Selon une étude publiée par l’ANSSI, 50 % des organisations interrogées sont exposées à des risques liés aux futures attaques quantiques. Si les techniques de chiffrement classique ont jusqu'à présent bien protégé les utilisateurs et les entreprises, il devient donc urgent de développer des algorithmes et des implémentations chiffrées capables de résister à une attaque quantique. Dans cette quête, la Commission européenne a publié fin juin une feuille de route détaillée afin d'accompagner les Etats membres dans la transition vers des algorithmes de chiffrement résistants.

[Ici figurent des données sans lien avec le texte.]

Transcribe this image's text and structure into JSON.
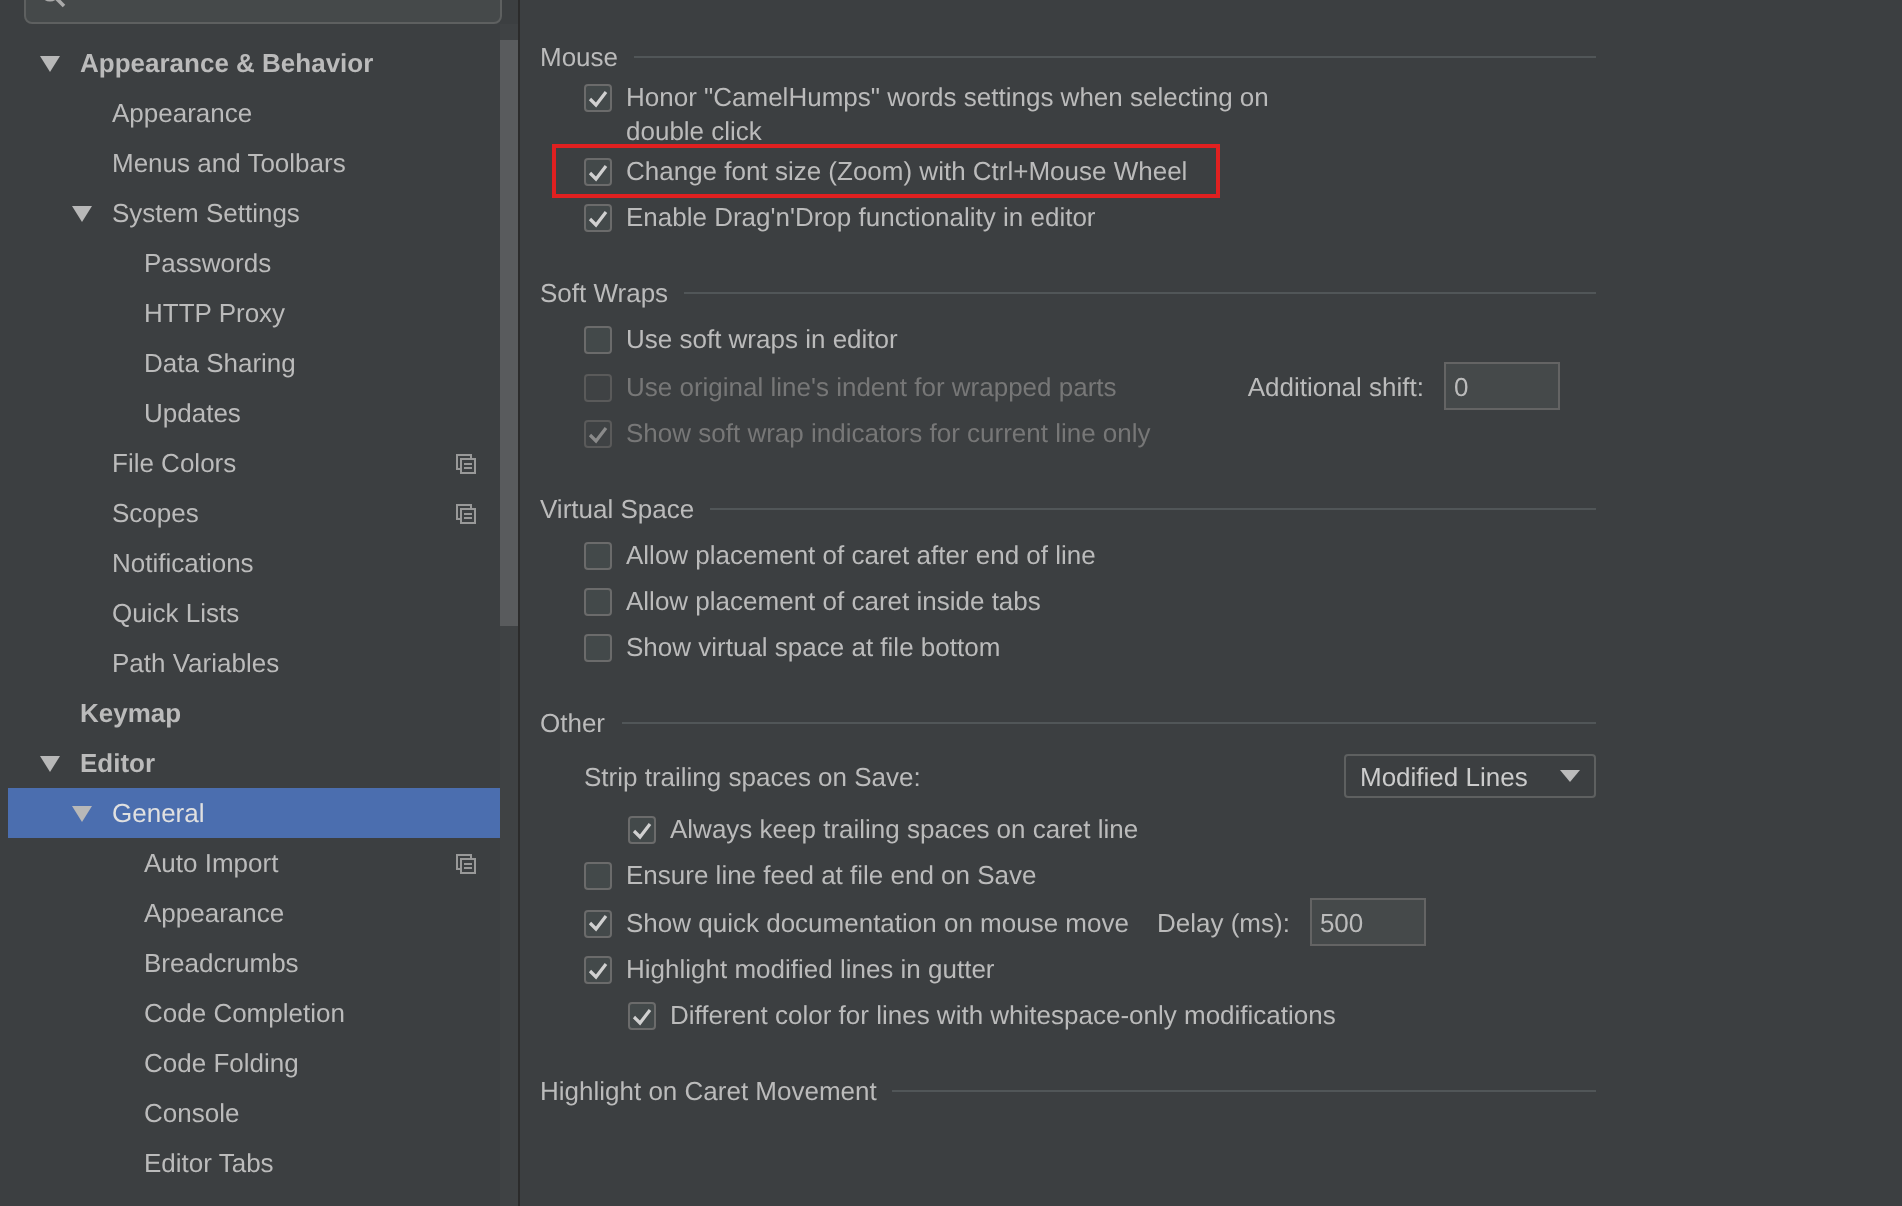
{
  "sidebar": {
    "tree": [
      {
        "label": "Appearance & Behavior",
        "bold": true,
        "expanded": true,
        "selected": false,
        "children": [
          {
            "label": "Appearance",
            "selected": false
          },
          {
            "label": "Menus and Toolbars",
            "selected": false
          },
          {
            "label": "System Settings",
            "expanded": true,
            "selected": false,
            "children": [
              {
                "label": "Passwords",
                "selected": false
              },
              {
                "label": "HTTP Proxy",
                "selected": false
              },
              {
                "label": "Data Sharing",
                "selected": false
              },
              {
                "label": "Updates",
                "selected": false
              }
            ]
          },
          {
            "label": "File Colors",
            "project_level": true,
            "selected": false
          },
          {
            "label": "Scopes",
            "project_level": true,
            "selected": false
          },
          {
            "label": "Notifications",
            "selected": false
          },
          {
            "label": "Quick Lists",
            "selected": false
          },
          {
            "label": "Path Variables",
            "selected": false
          }
        ]
      },
      {
        "label": "Keymap",
        "bold": true,
        "selected": false
      },
      {
        "label": "Editor",
        "bold": true,
        "expanded": true,
        "selected": false,
        "children": [
          {
            "label": "General",
            "expanded": true,
            "selected": true,
            "children": [
              {
                "label": "Auto Import",
                "project_level": true,
                "selected": false
              },
              {
                "label": "Appearance",
                "selected": false
              },
              {
                "label": "Breadcrumbs",
                "selected": false
              },
              {
                "label": "Code Completion",
                "selected": false
              },
              {
                "label": "Code Folding",
                "selected": false
              },
              {
                "label": "Console",
                "selected": false
              },
              {
                "label": "Editor Tabs",
                "selected": false
              }
            ]
          }
        ]
      }
    ]
  },
  "groups": [
    {
      "title": "Mouse",
      "items": [
        {
          "kind": "checkbox",
          "label": "Honor \"CamelHumps\" words settings when selecting on double click",
          "checked": true,
          "disabled": false
        },
        {
          "kind": "checkbox",
          "label": "Change font size (Zoom) with Ctrl+Mouse Wheel",
          "checked": true,
          "disabled": false,
          "highlighted": true
        },
        {
          "kind": "checkbox",
          "label": "Enable Drag'n'Drop functionality in editor",
          "checked": true,
          "disabled": false
        }
      ]
    },
    {
      "title": "Soft Wraps",
      "items": [
        {
          "kind": "checkbox",
          "label": "Use soft wraps in editor",
          "checked": false,
          "disabled": false
        },
        {
          "kind": "checkbox",
          "label": "Use original line's indent for wrapped parts",
          "checked": false,
          "disabled": true,
          "field": {
            "label": "Additional shift:",
            "value": "0"
          }
        },
        {
          "kind": "checkbox",
          "label": "Show soft wrap indicators for current line only",
          "checked": true,
          "disabled": true
        }
      ]
    },
    {
      "title": "Virtual Space",
      "items": [
        {
          "kind": "checkbox",
          "label": "Allow placement of caret after end of line",
          "checked": false,
          "disabled": false
        },
        {
          "kind": "checkbox",
          "label": "Allow placement of caret inside tabs",
          "checked": false,
          "disabled": false
        },
        {
          "kind": "checkbox",
          "label": "Show virtual space at file bottom",
          "checked": false,
          "disabled": false
        }
      ]
    },
    {
      "title": "Other",
      "items": [
        {
          "kind": "dropdown",
          "label": "Strip trailing spaces on Save:",
          "value": "Modified Lines",
          "children": [
            {
              "kind": "checkbox",
              "label": "Always keep trailing spaces on caret line",
              "checked": true,
              "disabled": false
            }
          ]
        },
        {
          "kind": "checkbox",
          "label": "Ensure line feed at file end on Save",
          "checked": false,
          "disabled": false
        },
        {
          "kind": "checkbox",
          "label": "Show quick documentation on mouse move",
          "checked": true,
          "disabled": false,
          "field": {
            "label": "Delay (ms):",
            "value": "500"
          }
        },
        {
          "kind": "checkbox",
          "label": "Highlight modified lines in gutter",
          "checked": true,
          "disabled": false,
          "children": [
            {
              "kind": "checkbox",
              "label": "Different color for lines with whitespace-only modifications",
              "checked": true,
              "disabled": false
            }
          ]
        }
      ]
    },
    {
      "title": "Highlight on Caret Movement"
    }
  ]
}
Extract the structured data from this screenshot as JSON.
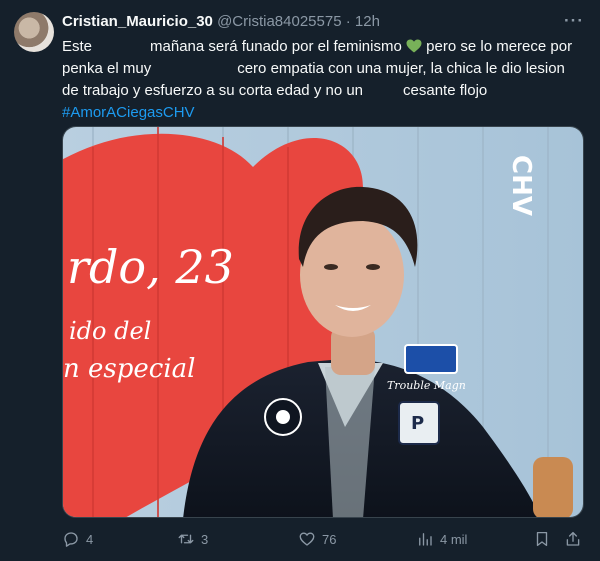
{
  "tweet": {
    "display_name": "Cristian_Mauricio_30",
    "handle": "@Cristia84025575",
    "separator": "·",
    "time": "12h",
    "more_glyph": "···",
    "text": {
      "l1_a": "Este",
      "l1_b": "mañana será funado por el feminismo",
      "l1_c": "pero se lo merece por",
      "l2_a": "penka el muy",
      "l2_b": "cero empatia con una mujer, la chica le dio lesion",
      "l3": "de trabajo y esfuerzo a su corta edad y no un",
      "l3_b": "cesante flojo",
      "hashtag": "#AmorACiegasCHV"
    },
    "media": {
      "overlay_line1": "rdo, 23",
      "overlay_line2": "ido del",
      "overlay_line3": "n especial",
      "channel_logo": "CHV",
      "jacket_script": "Trouble Magn",
      "patch_letter": "P"
    },
    "actions": {
      "replies": "4",
      "reposts": "3",
      "likes": "76",
      "views": "4 mil"
    }
  },
  "colors": {
    "background": "#15202b",
    "text": "#f7f9f9",
    "secondary": "#8b98a5",
    "link": "#1d9bf0",
    "heart": "#78b159"
  }
}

Au cœur des systèmes de chiffrement actuels, se trouvent des problèmes mathématiques que les ordinateurs classiques ont du mal à résoudre dans des délais raisonnables. Ils se divisent en deux catégories : les algorithmes de chiffrement symétrique comme l'Advanced Encryption Standard (AES) 256, et les algorithmes asymétriques comme Rivest-Shamir-Adleman (RSA), Diffie-Hellman et le chiffrement sur courbe elliptique (ECC).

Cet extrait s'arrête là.